As numbers of wild plants have dwindled, Haleakala National Park staff and affiliated scientists have been gathering seeds from flowering silverswords and cultivating the seedlings in greenhouses. Then they provide some plants for scientific research and outplant others in their natural habitat with the help of youth and adult volunteers.
In 2016 the park started a partnership with Maui public schools in which, as of their most recent session in October, students have planted about 3,000 Haleakala silverswords at the summit.
“We have 86% survival rate of all the plants planted,” said horticulturist Michelle Osgood. “We estimate that there are around 2,500 total surviving plants.”
While the silversword is currently designated as federally threatened, human intervention has brought back the plant from even more dire straits — the brink of extinction — before.
In 1927 there were only 100 silverswords growing on the slopes of Haleakala Crater, where cattle had been grazed from 1888 to 1922, and other ungulates such as pigs, deer, sheep and goats also trampled and devoured the plants.
A Hawaii National Park, including a Haleakala Section, was established by Congress in 1916, and things began to look up in 1934 when the Civilian Conservation Corps started building facilities such as the backcountry cabins and the Haleakala Visitor Center at the summit.
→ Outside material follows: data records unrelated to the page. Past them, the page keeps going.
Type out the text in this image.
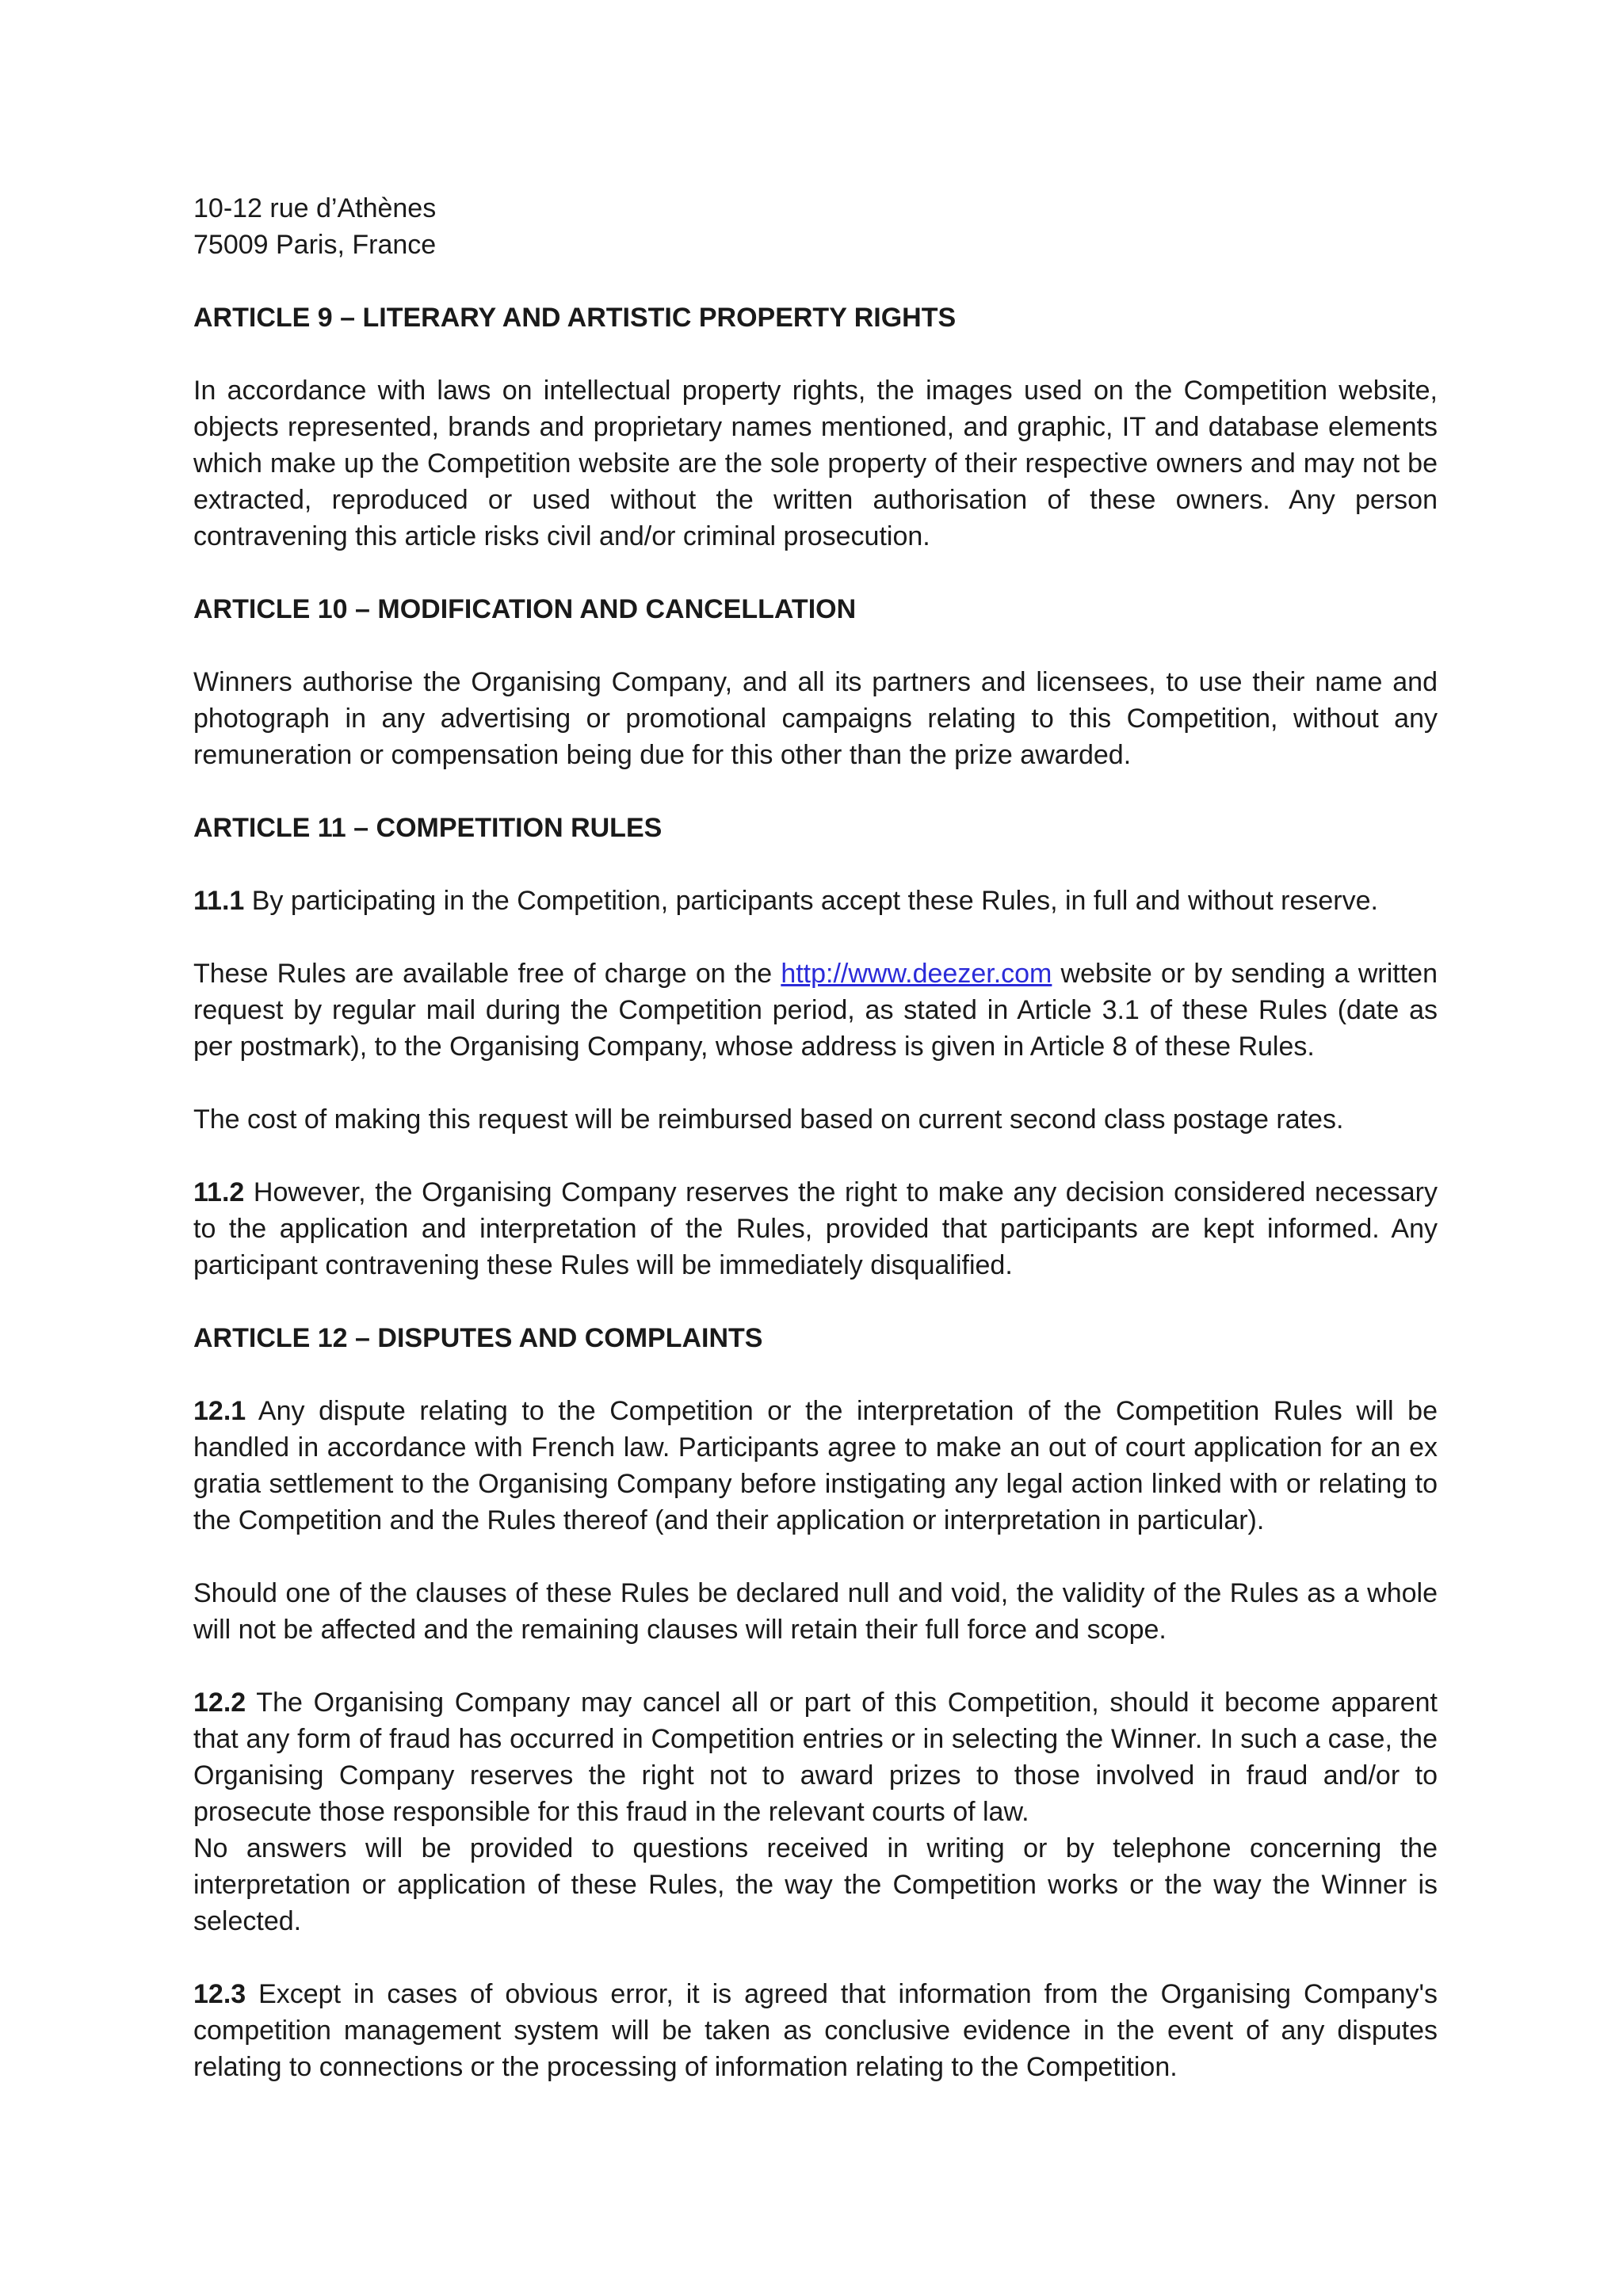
10-12 rue d’Athènes
75009 Paris, France
ARTICLE 9 – LITERARY AND ARTISTIC PROPERTY RIGHTS

In accordance with laws on intellectual property rights, the images used on the Competition website, objects represented, brands and proprietary names mentioned, and graphic, IT and database elements which make up the Competition website are the sole property of their respective owners and may not be extracted, reproduced or used without the written authorisation of these owners. Any person contravening this article risks civil and/or criminal prosecution.

ARTICLE 10 – MODIFICATION AND CANCELLATION

Winners authorise the Organising Company, and all its partners and licensees, to use their name and photograph in any advertising or promotional campaigns relating to this Competition, without any remuneration or compensation being due for this other than the prize awarded.

ARTICLE 11 – COMPETITION RULES

11.1 By participating in the Competition, participants accept these Rules, in full and without reserve.

These Rules are available free of charge on the http://www.deezer.com website or by sending a written request by regular mail during the Competition period, as stated in Article 3.1 of these Rules (date as per postmark), to the Organising Company, whose address is given in Article 8 of these Rules.

The cost of making this request will be reimbursed based on current second class postage rates.

11.2 However, the Organising Company reserves the right to make any decision considered necessary to the application and interpretation of the Rules, provided that participants are kept informed. Any participant contravening these Rules will be immediately disqualified.

ARTICLE 12 – DISPUTES AND COMPLAINTS

12.1 Any dispute relating to the Competition or the interpretation of the Competition Rules will be handled in accordance with French law. Participants agree to make an out of court application for an ex gratia settlement to the Organising Company before instigating any legal action linked with or relating to the Competition and the Rules thereof (and their application or interpretation in particular).

Should one of the clauses of these Rules be declared null and void, the validity of the Rules as a whole will not be affected and the remaining clauses will retain their full force and scope.

12.2 The Organising Company may cancel all or part of this Competition, should it become apparent that any form of fraud has occurred in Competition entries or in selecting the Winner. In such a case, the Organising Company reserves the right not to award prizes to those involved in fraud and/or to prosecute those responsible for this fraud in the relevant courts of law.

No answers will be provided to questions received in writing or by telephone concerning the interpretation or application of these Rules, the way the Competition works or the way the Winner is selected.

12.3 Except in cases of obvious error, it is agreed that information from the Organising Company's competition management system will be taken as conclusive evidence in the event of any disputes relating to connections or the processing of information relating to the Competition.
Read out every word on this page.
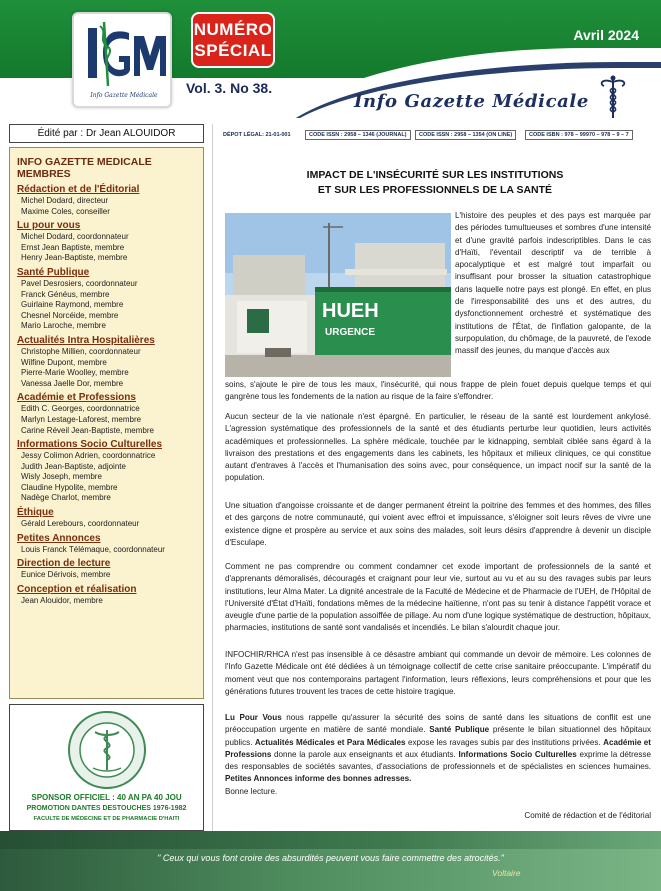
Info Gazette Médicale
NUMÉRO
SPÉCIAL
Vol. 3. No 38.
Avril 2024
Info Gazette Médicale
Édité par : Dr Jean ALOUIDOR
INFO GAZETTE MEDICALE MEMBRES
Rédaction et de l'Éditorial
Michel Dodard, directeur
Maxime Coles, conseiller
Lu pour vous
Michel Dodard, coordonnateur
Ernst Jean Baptiste, membre
Henry Jean-Baptiste, membre
Santé Publique
Pavel Desrosiers, coordonnateur
Franck Généus, membre
Guirlaine Raymond, membre
Chesnel Norcéide, membre
Mario Laroche, membre
Actualités Intra Hospitalières
Christophe Millien, coordonnateur
Wilfine Dupont, membre
Pierre-Marie Woolley, membre
Vanessa Jaelle Dor, membre
Académie et Professions
Edith C. Georges, coordonnatrice
Marlyn Lestage-Laforest, membre
Carine Réveil Jean-Baptiste, membre
Informations Socio Culturelles
Jessy Colimon Adrien, coordonnatrice
Judith Jean-Baptiste, adjointe
Wisly Joseph, membre
Claudine Hypolite, membre
Nadège Charlot, membre
Éthique
Gérald Lerebours, coordonnateur
Petites Annonces
Louis Franck Télémaque, coordonnateur
Direction de lecture
Eunice Dérivois, membre
Conception et réalisation
Jean Alouidor, membre
SPONSOR OFFICIEL : 40 AN PA 40 JOU
PROMOTION DANTES DESTOUCHES 1976-1982
FACULTE DE MÉDECINE ET DE PHARMACIE D'HAITI
DÉPOT LÉGAL: 21-01-001	CODE ISSN : 2958 – 1346 (JOURNAL)	CODE ISSN : 2958 – 1354 (ON LINE)	CODE ISBN : 978 – 99970 – 978 – 9 – 7
IMPACT DE L'INSÉCURITÉ SUR LES INSTITUTIONS
ET SUR LES PROFESSIONNELS DE LA SANTÉ
HUEH
URGENCE
L'histoire des peuples et des pays est marquée par des périodes tumultueuses et sombres d'une intensité et d'une gravité parfois indescriptibles. Dans le cas d'Haïti, l'éventail descriptif va de terrible à apocalyptique et est malgré tout imparfait ou insuffisant pour brosser la situation catastrophique dans laquelle notre pays est plongé. En effet, en plus de l'irresponsabilité des uns et des autres, du dysfonctionnement orchestré et systématique des institutions de l'État, de l'inflation galopante, de la surpopulation, du chômage, de la pauvreté, de l'exode massif des jeunes, du manque d'accès aux
soins, s'ajoute le pire de tous les maux, l'insécurité, qui nous frappe de plein fouet depuis quelque temps et qui gangrène tous les fondements de la nation au risque de la faire s'effondrer.
Aucun secteur de la vie nationale n'est épargné. En particulier, le réseau de la santé est lourdement ankylosé. L'agression systématique des professionnels de la santé et des étudiants perturbe leur quotidien, leurs activités académiques et professionnelles. La sphère médicale, touchée par le kidnapping, semblait ciblée sans égard à la livraison des prestations et des engagements dans les cabinets, les hôpitaux et milieux cliniques, ce qui constitue autant d'entraves à l'accès et l'humanisation des soins avec, pour conséquence, un impact nocif sur la santé de la population.
Une situation d'angoisse croissante et de danger permanent étreint la poitrine des femmes et des hommes, des filles et des garçons de notre communauté, qui voient avec effroi et impuissance, s'éloigner soit leurs rêves de vivre une existence digne et prospère au service et aux soins des malades, soit leurs désirs d'apprendre à devenir un disciple d'Esculape.
Comment ne pas comprendre ou comment condamner cet exode important de professionnels de la santé et d'apprenants démoralisés, découragés et craignant pour leur vie, surtout au vu et au su des ravages subis par leurs institutions, leur Alma Mater. La dignité ancestrale de la Faculté de Médecine et de Pharmacie de l'UEH, de l'Hôpital de l'Université d'État d'Haïti, fondations mêmes de la médecine haïtienne, n'ont pas su tenir à distance l'appétit vorace et aveugle d'une partie de la population assoiffée de pillage. Au nom d'une logique systématique de destruction, hôpitaux, pharmacies, institutions de santé sont vandalisés et incendiés. Le bilan s'alourdit chaque jour.
INFOCHIR/RHCA n'est pas insensible à ce désastre ambiant qui commande un devoir de mémoire. Les colonnes de l'Info Gazette Médicale ont été dédiées à un témoignage collectif de cette crise sanitaire préoccupante. L'impératif du moment veut que nos contemporains partagent l'information, leurs réflexions, leurs compréhensions et pour que les générations futures trouvent les traces de cette histoire tragique.
Lu Pour Vous nous rappelle qu'assurer la sécurité des soins de santé dans les situations de conflit est une préoccupation urgente en matière de santé mondiale. Santé Publique présente le bilan situationnel des hôpitaux publics. Actualités Médicales et Para Médicales expose les ravages subis par des institutions privées. Académie et Professions donne la parole aux enseignants et aux étudiants. Informations Socio Culturelles exprime la détresse des responsables de sociétés savantes, d'associations de professionnels et de spécialistes en sciences humaines. Petites Annonces informe des bonnes adresses.
Bonne lecture.
Comité de rédaction et de l'éditorial
" Ceux qui vous font croire des absurdités peuvent vous faire commettre des atrocités."
Voltaire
In 1961 Haleakala National Park and Volcanoes National Park were redesignated as separate entities, and fencing of the Haleakala park boundary to keep out ungulates began in 1974.
Although the forces behind its current decline — climate change and increasingly dry weather — can’t be fenced out, human efforts to preserve ahinahina provide some much-needed hope for its survival: Osgood has already sown an additional 1,000 seeds to be planted next fall.